Monday, 2 May 2011

The Chronicles of Nornia

I've been in Belfast a month now. I've walked around, been in a couple of pubs, sourced pine-nuts and survived the Easter licensing laws. I'm no longer terrified all the time. But how did I get here? What have I seen? What were my first impressions of this small and forbidding city? What follows is an account of my first trip into the city solo, from a month ago...Was I ever that young?

Finally made it out into Belfast. It's been so long since I've written anything that the pen feels clumsy and foreign between my rusted fingers. I hope it wears off...

It takes about forty minutes to walk into the city centre from where I live (which may be called Ballyhackamore or Belmont or Knock or Dungalvan - they all seem to be fairly interchangeable). The city centre is full of enormous and impressive Victorian buildings and if I had trouble working out some of the blue-plaque venerables in London I haven't got a fucking clue over here: one was for an "Irish National and Librarian". There's one for C.S.Lewis (Irish apparently; his house is no longer there and they haven't even bothered to name the estate they built on it after him! Swizz!). I'm also about five minutes from Cyprus Avenue ( Made famous by Van Morrison's Astral Weeks' song "Madame George" which has no tune...as I found out when I attempted to hum it to my incredulous in-laws).
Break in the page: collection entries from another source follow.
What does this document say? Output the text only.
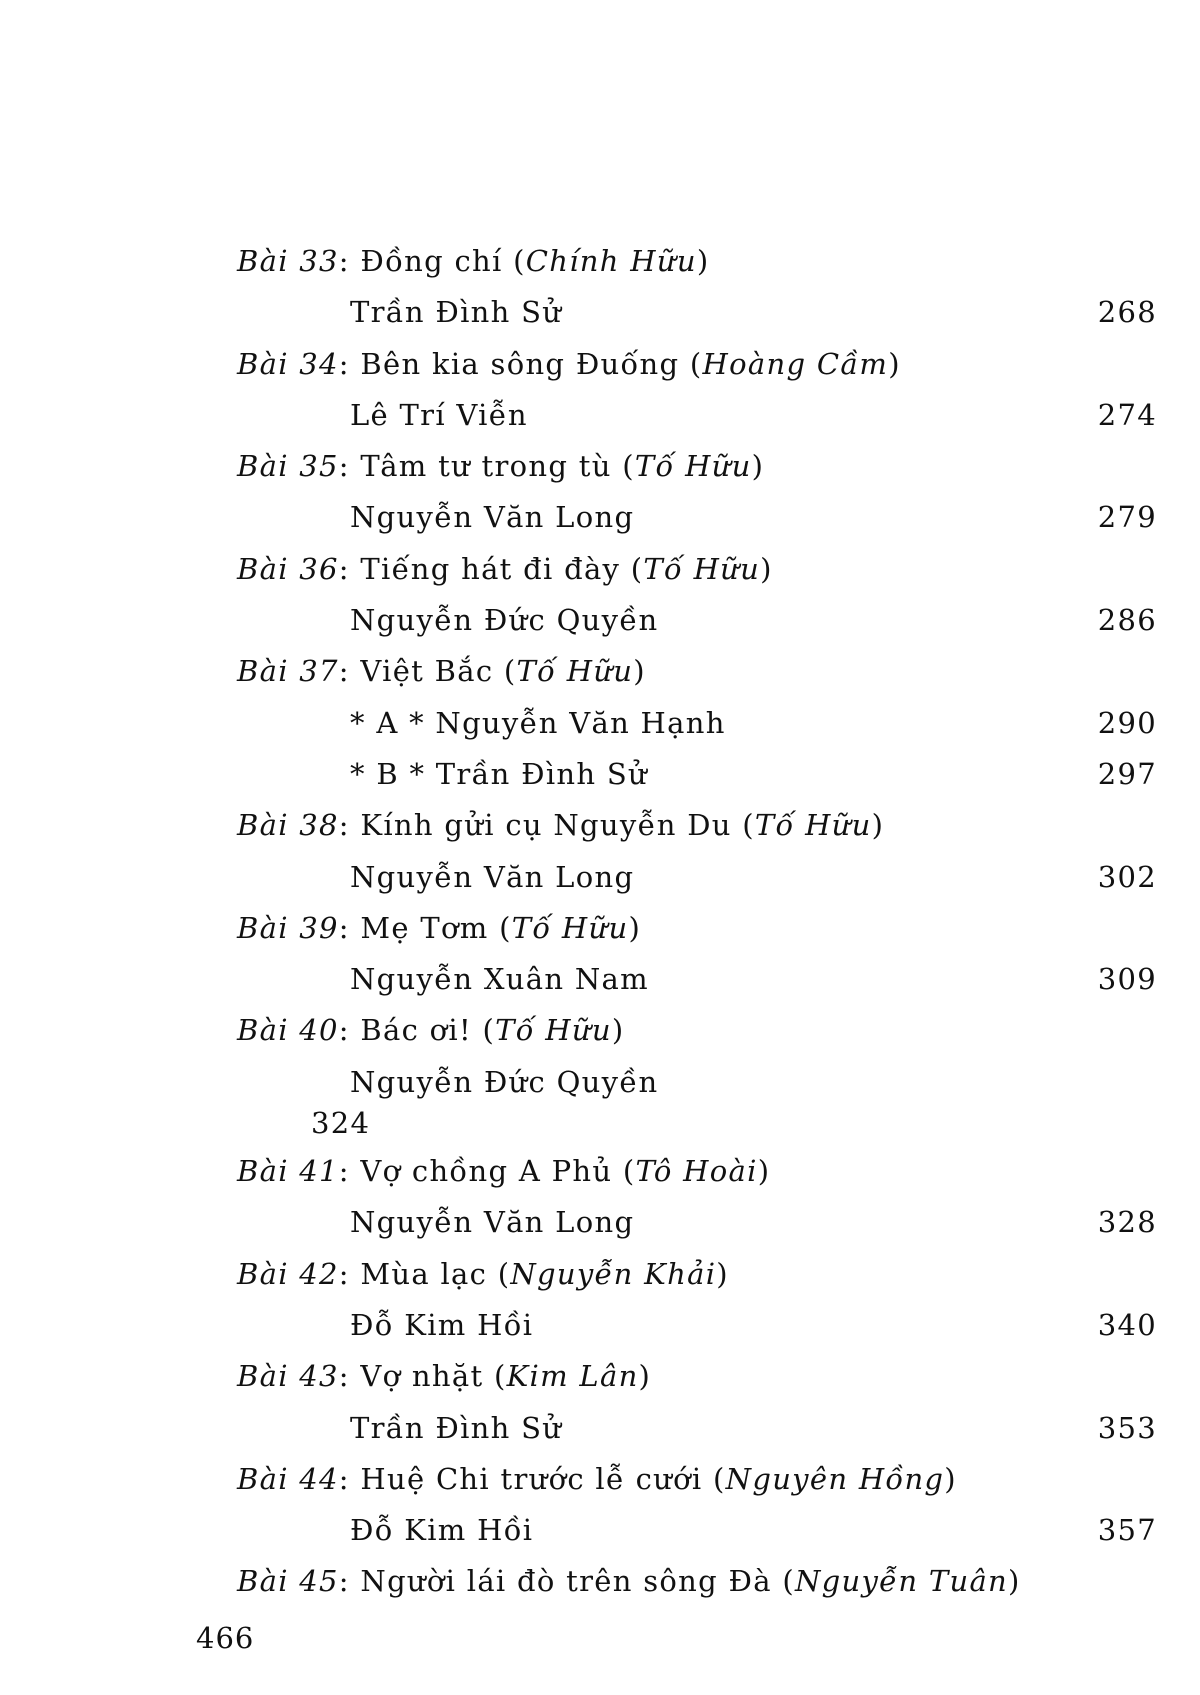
Bài 33: Đồng chí (Chính Hữu)
Trần Đình Sử	268
Bài 34: Bên kia sông Đuống (Hoàng Cầm)
Lê Trí Viễn	274
Bài 35: Tâm tư trong tù (Tố Hữu)
Nguyễn Văn Long	279
Bài 36: Tiếng hát đi đày (Tố Hữu)
Nguyễn Đức Quyền	286
Bài 37: Việt Bắc (Tố Hữu)
* A * Nguyễn Văn Hạnh	290
* B * Trần Đình Sử	297
Bài 38: Kính gửi cụ Nguyễn Du (Tố Hữu)
Nguyễn Văn Long	302
Bài 39: Mẹ Tơm (Tố Hữu)
Nguyễn Xuân Nam	309
Bài 40: Bác ơi! (Tố Hữu)
Nguyễn Đức Quyền
324
Bài 41: Vợ chồng A Phủ (Tô Hoài)
Nguyễn Văn Long	328
Bài 42: Mùa lạc (Nguyễn Khải)
Đỗ Kim Hồi	340
Bài 43: Vợ nhặt (Kim Lân)
Trần Đình Sử	353
Bài 44: Huệ Chi trước lễ cưới (Nguyên Hồng)
Đỗ Kim Hồi	357
Bài 45: Người lái đò trên sông Đà (Nguyễn Tuân)
466
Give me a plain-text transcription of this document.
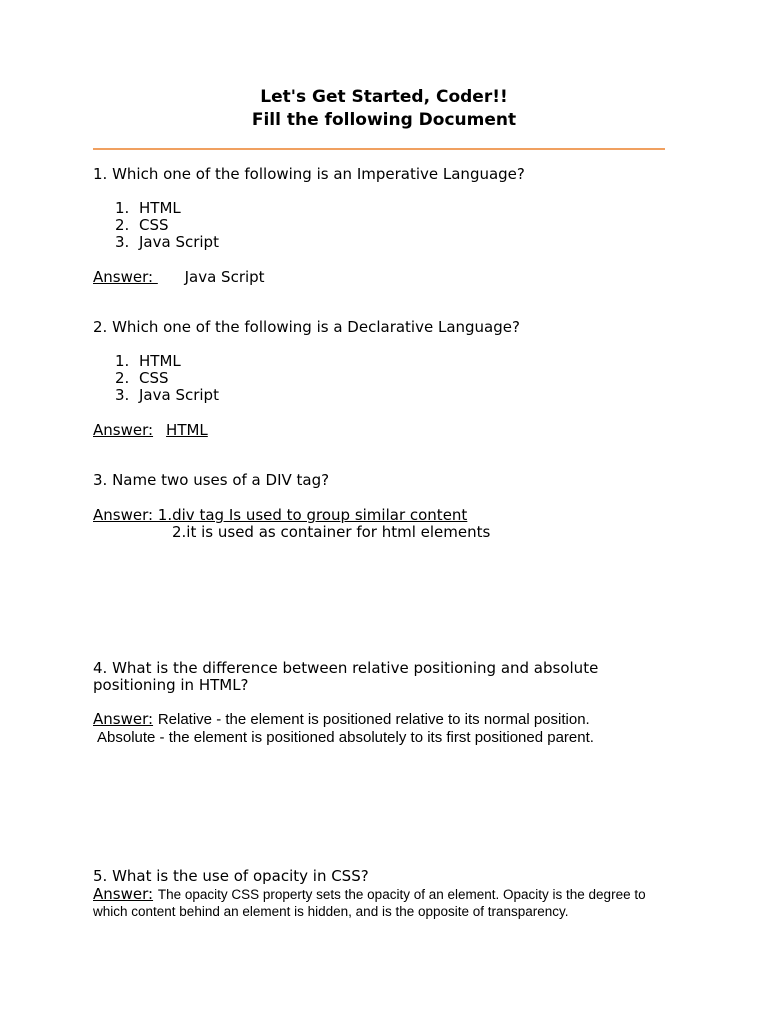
Let's Get Started, Coder!!
Fill the following Document
1. Which one of the following is an Imperative Language?
1. HTML
2. CSS
3. Java Script
Answer:  Java Script
2. Which one of the following is a Declarative Language?
1. HTML
2. CSS
3. Java Script
Answer: HTML
3. Name two uses of a DIV tag?
Answer: 1.div tag Is used to group similar content
2.it is used as container for html elements
4. What is the difference between relative positioning and absolute
positioning in HTML?
Answer: Relative - the element is positioned relative to its normal position.
Absolute - the element is positioned absolutely to its first positioned parent.
5. What is the use of opacity in CSS?
Answer: The opacity CSS property sets the opacity of an element. Opacity is the degree to
which content behind an element is hidden, and is the opposite of transparency.
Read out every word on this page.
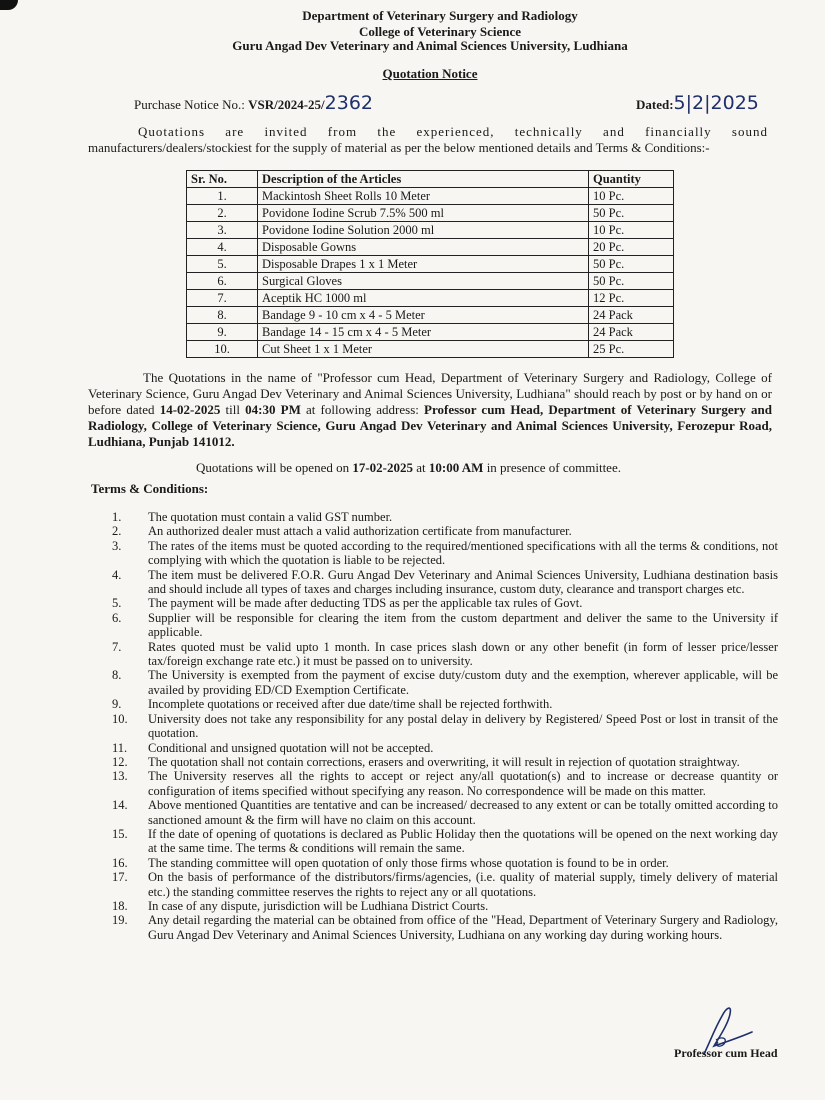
Department of Veterinary Surgery and Radiology
College of Veterinary Science
Guru Angad Dev Veterinary and Animal Sciences University, Ludhiana
Quotation Notice
Purchase Notice No.: VSR/2024-25/2362	Dated:5|2|2025
Quotations are invited from the experienced, technically and financially sound
manufacturers/dealers/stockiest for the supply of material as per the below mentioned details and Terms & Conditions:-
Sr. No.	Description of the Articles	Quantity
1.	Mackintosh Sheet Rolls 10 Meter	10 Pc.
2.	Povidone Iodine Scrub 7.5% 500 ml	50 Pc.
3.	Povidone Iodine Solution 2000 ml	10 Pc.
4.	Disposable Gowns	20 Pc.
5.	Disposable Drapes 1 x 1 Meter	50 Pc.
6.	Surgical Gloves	50 Pc.
7.	Aceptik HC 1000 ml	12 Pc.
8.	Bandage 9 - 10 cm x 4 - 5 Meter	24 Pack
9.	Bandage 14 - 15 cm x 4 - 5 Meter	24 Pack
10.	Cut Sheet 1 x 1 Meter	25 Pc.
The Quotations in the name of "Professor cum Head, Department of Veterinary Surgery and Radiology, College of Veterinary Science, Guru Angad Dev Veterinary and Animal Sciences University, Ludhiana" should reach by post or by hand on or before dated 14-02-2025 till 04:30 PM at following address: Professor cum Head, Department of Veterinary Surgery and Radiology, College of Veterinary Science, Guru Angad Dev Veterinary and Animal Sciences University, Ferozepur Road, Ludhiana, Punjab 141012.
Quotations will be opened on 17-02-2025 at 10:00 AM in presence of committee.
Terms & Conditions:
1.	The quotation must contain a valid GST number.
2.	An authorized dealer must attach a valid authorization certificate from manufacturer.
3.	The rates of the items must be quoted according to the required/mentioned specifications with all the terms & conditions, not complying with which the quotation is liable to be rejected.
4.	The item must be delivered F.O.R. Guru Angad Dev Veterinary and Animal Sciences University, Ludhiana destination basis and should include all types of taxes and charges including insurance, custom duty, clearance and transport charges etc.
5.	The payment will be made after deducting TDS as per the applicable tax rules of Govt.
6.	Supplier will be responsible for clearing the item from the custom department and deliver the same to the University if applicable.
7.	Rates quoted must be valid upto 1 month. In case prices slash down or any other benefit (in form of lesser price/lesser tax/foreign exchange rate etc.) it must be passed on to university.
8.	The University is exempted from the payment of excise duty/custom duty and the exemption, wherever applicable, will be availed by providing ED/CD Exemption Certificate.
9.	Incomplete quotations or received after due date/time shall be rejected forthwith.
10.	University does not take any responsibility for any postal delay in delivery by Registered/ Speed Post or lost in transit of the quotation.
11.	Conditional and unsigned quotation will not be accepted.
12.	The quotation shall not contain corrections, erasers and overwriting, it will result in rejection of quotation straightway.
13.	The University reserves all the rights to accept or reject any/all quotation(s) and to increase or decrease quantity or configuration of items specified without specifying any reason. No correspondence will be made on this matter.
14.	Above mentioned Quantities are tentative and can be increased/ decreased to any extent or can be totally omitted according to sanctioned amount & the firm will have no claim on this account.
15.	If the date of opening of quotations is declared as Public Holiday then the quotations will be opened on the next working day at the same time. The terms & conditions will remain the same.
16.	The standing committee will open quotation of only those firms whose quotation is found to be in order.
17.	On the basis of performance of the distributors/firms/agencies, (i.e. quality of material supply, timely delivery of material etc.) the standing committee reserves the rights to reject any or all quotations.
18.	In case of any dispute, jurisdiction will be Ludhiana District Courts.
19.	Any detail regarding the material can be obtained from office of the "Head, Department of Veterinary Surgery and Radiology, Guru Angad Dev Veterinary and Animal Sciences University, Ludhiana on any working day during working hours.
Professor cum Head
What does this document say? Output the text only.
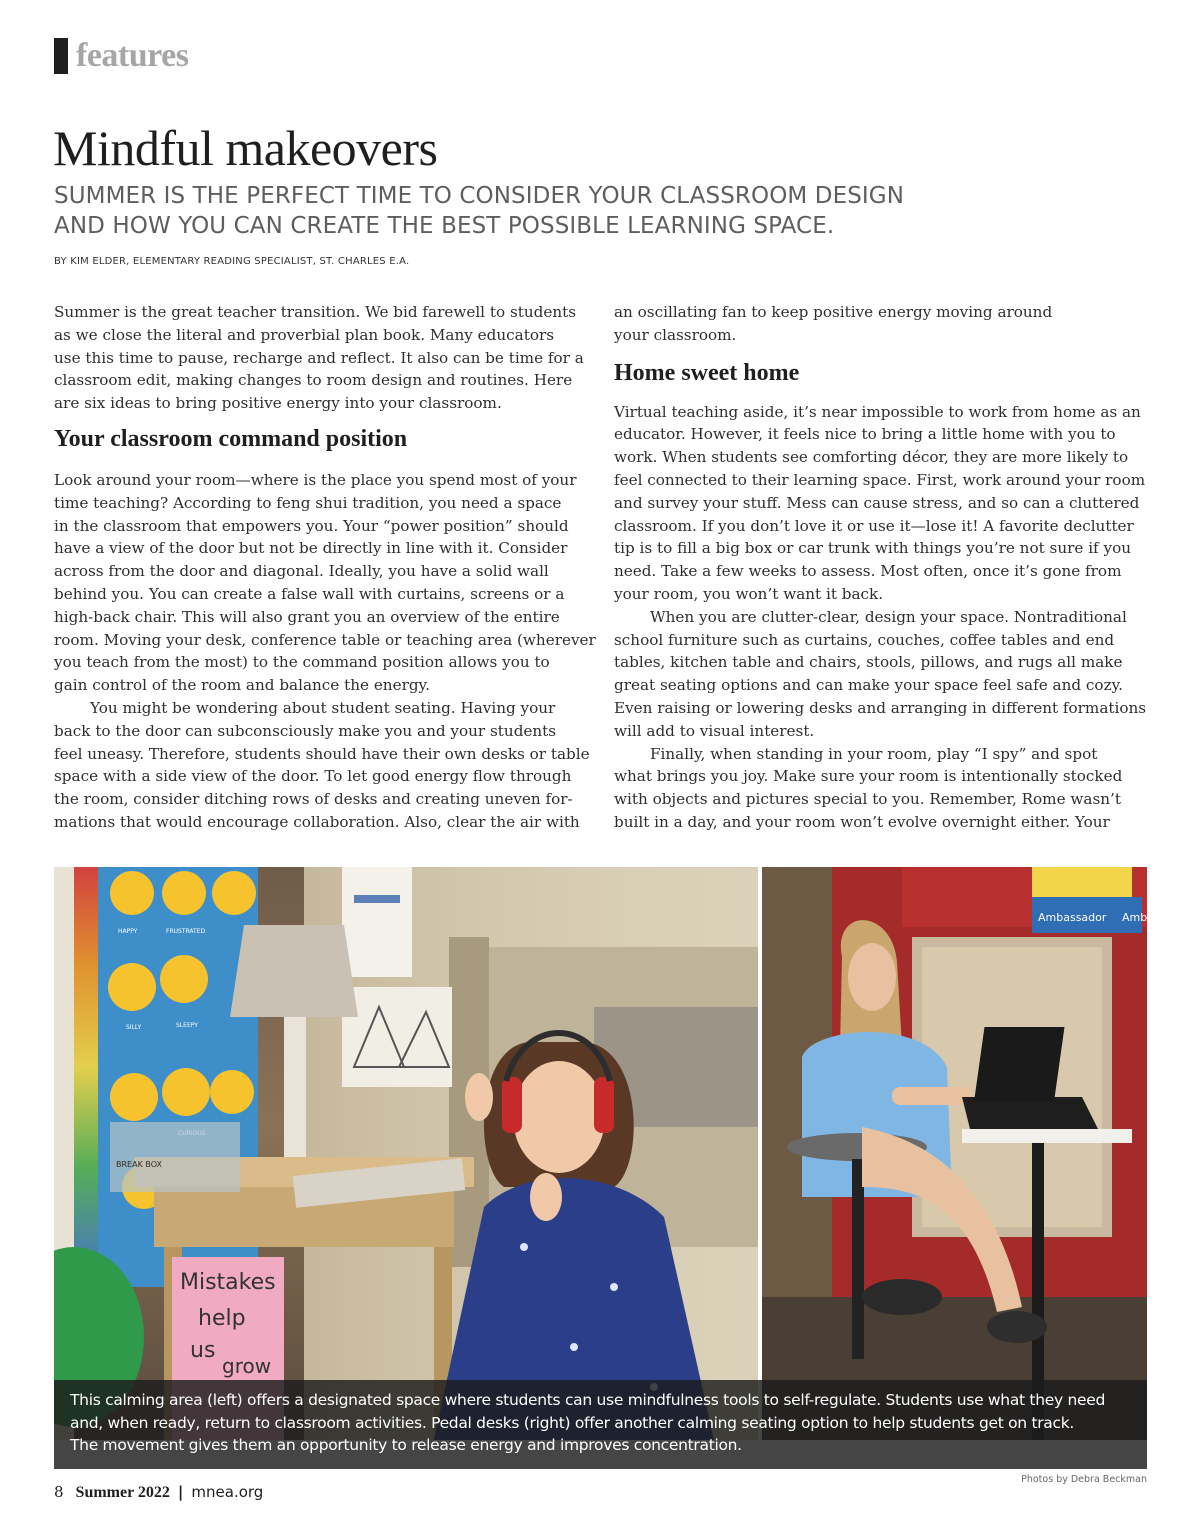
features
Mindful makeovers
SUMMER IS THE PERFECT TIME TO CONSIDER YOUR CLASSROOM DESIGN
AND HOW YOU CAN CREATE THE BEST POSSIBLE LEARNING SPACE.
BY KIM ELDER, ELEMENTARY READING SPECIALIST, ST. CHARLES E.A.
Summer is the great teacher transition. We bid farewell to students
as we close the literal and proverbial plan book. Many educators
use this time to pause, recharge and reflect. It also can be time for a
classroom edit, making changes to room design and routines. Here
are six ideas to bring positive energy into your classroom.
Your classroom command position
Look around your room—where is the place you spend most of your
time teaching? According to feng shui tradition, you need a space
in the classroom that empowers you. Your “power position” should
have a view of the door but not be directly in line with it. Consider
across from the door and diagonal. Ideally, you have a solid wall
behind you. You can create a false wall with curtains, screens or a
high-back chair. This will also grant you an overview of the entire
room. Moving your desk, conference table or teaching area (wherever
you teach from the most) to the command position allows you to
gain control of the room and balance the energy.
You might be wondering about student seating. Having your
back to the door can subconsciously make you and your students
feel uneasy. Therefore, students should have their own desks or table
space with a side view of the door. To let good energy flow through
the room, consider ditching rows of desks and creating uneven for-
mations that would encourage collaboration. Also, clear the air with
an oscillating fan to keep positive energy moving around
your classroom.
Home sweet home
Virtual teaching aside, it’s near impossible to work from home as an
educator. However, it feels nice to bring a little home with you to
work. When students see comforting décor, they are more likely to
feel connected to their learning space. First, work around your room
and survey your stuff. Mess can cause stress, and so can a cluttered
classroom. If you don’t love it or use it—lose it! A favorite declutter
tip is to fill a big box or car trunk with things you’re not sure if you
need. Take a few weeks to assess. Most often, once it’s gone from
your room, you won’t want it back.
When you are clutter-clear, design your space. Nontraditional
school furniture such as curtains, couches, coffee tables and end
tables, kitchen table and chairs, stools, pillows, and rugs all make
great seating options and can make your space feel safe and cozy.
Even raising or lowering desks and arranging in different formations
will add to visual interest.
Finally, when standing in your room, play “I spy” and spot
what brings you joy. Make sure your room is intentionally stocked
with objects and pictures special to you. Remember, Rome wasn’t
built in a day, and your room won’t evolve overnight either. Your
HAPPY	FRUSTRATED
SILLY	SLEEPY
Mistakes
help
us
grow
BREAK BOX
Ambassador Amb
This calming area (left) offers a designated space where students can use mindfulness tools to self-regulate. Students use what they need
and, when ready, return to classroom activities. Pedal desks (right) offer another calming seating option to help students get on track.
The movement gives them an opportunity to release energy and improves concentration.
Photos by Debra Beckman
8 Summer 2022 | mnea.org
This wasn't my first foray out of the house. Oh no. Over the weekend Kelly and her sisters decamped to Gulladuff leaving me time to get the house un-packed and everything sorted out. One of the things I determined to do was replace my lost phone-charger ( I packed it in a clever, secure place that I wouldn't forget - it's lost to the ages now!). I'd been on a reconaissance mission in Deidre's car before-hand and realised that the way into town was down the lengthy Newtownards road (pron. "Newtown-ARDS - took me a week to master that). Unfortunately for me the Newtownards Road, like many of those modern roads that they have now, goes in two separate directions, and I found myself confidentally toddling along a motorway toward Stormont. This didn't deter me in the least - I could see a McDonalds on the horizon and a McDonalds means people and people are a large constituent ingredient of major metropolitan conurbations.

I walked for seven miles before reaching a place called Comber and then got a bus going in precisely the opposite and found a Carphone Warehouse where they stung me for twenty quid for a phone charger which was exactly twenty quid more than I paid for the phone. I knew there was something wrong about the route I was taking but I just couldn't quite put my finger on it. Then I realised...there hadn't been any mountains in the City-Centre the last time I had been there. Around the outside,sure; there's more purple fringes around Belfast than on Caesar's book-mark. But not in the City-Centre itself. That was the clue.

The good thing about living where I live is that no matter how rough I look or what I'm wearing when I go out, unless I meet my inlaws, I know I'm going to look better than anyone I meet. The people of East Belfast couldn't be called vain. Mostly they're in tracksuits; at best it's jeans and a collar-popped polo-shirt. Their face's suggest a early encounter with forceps; there are red ragged ears on every street-corner (literally on Saturday mornings). And there are the angry flushed faces (and these are faces that need flushing) hovering over cheap suits on every lamp-post. Not because they've been strung up, Mussolini style, (at least not yet) but because it's election time in Belfast. I've never known it not to be election time in Belfast; never known these worrying Tesco Branch manager portraits not to be hanging from street-lamps like so many gibbets.

Qualifying this I would say that these musings (never amusings) are based upon a week and a half's immersion in Norn culture, during which time I've been out of the house a grand total of three times and have spoken to two Fasties. One was a bus driver and that didn't go well. The other was a taxi driver and that went very well because I was half pissed and therefore half confident. That's a fifty percent success rate. I think that's probably got a slight edge on London.



Hello, present day John here again now. I would like to point out that I went on a lengthy walk this morning (at one point joining the Belfast Marathon) and I saw two people who I thought were better looking than me. They were younger than me. And it has been a long week.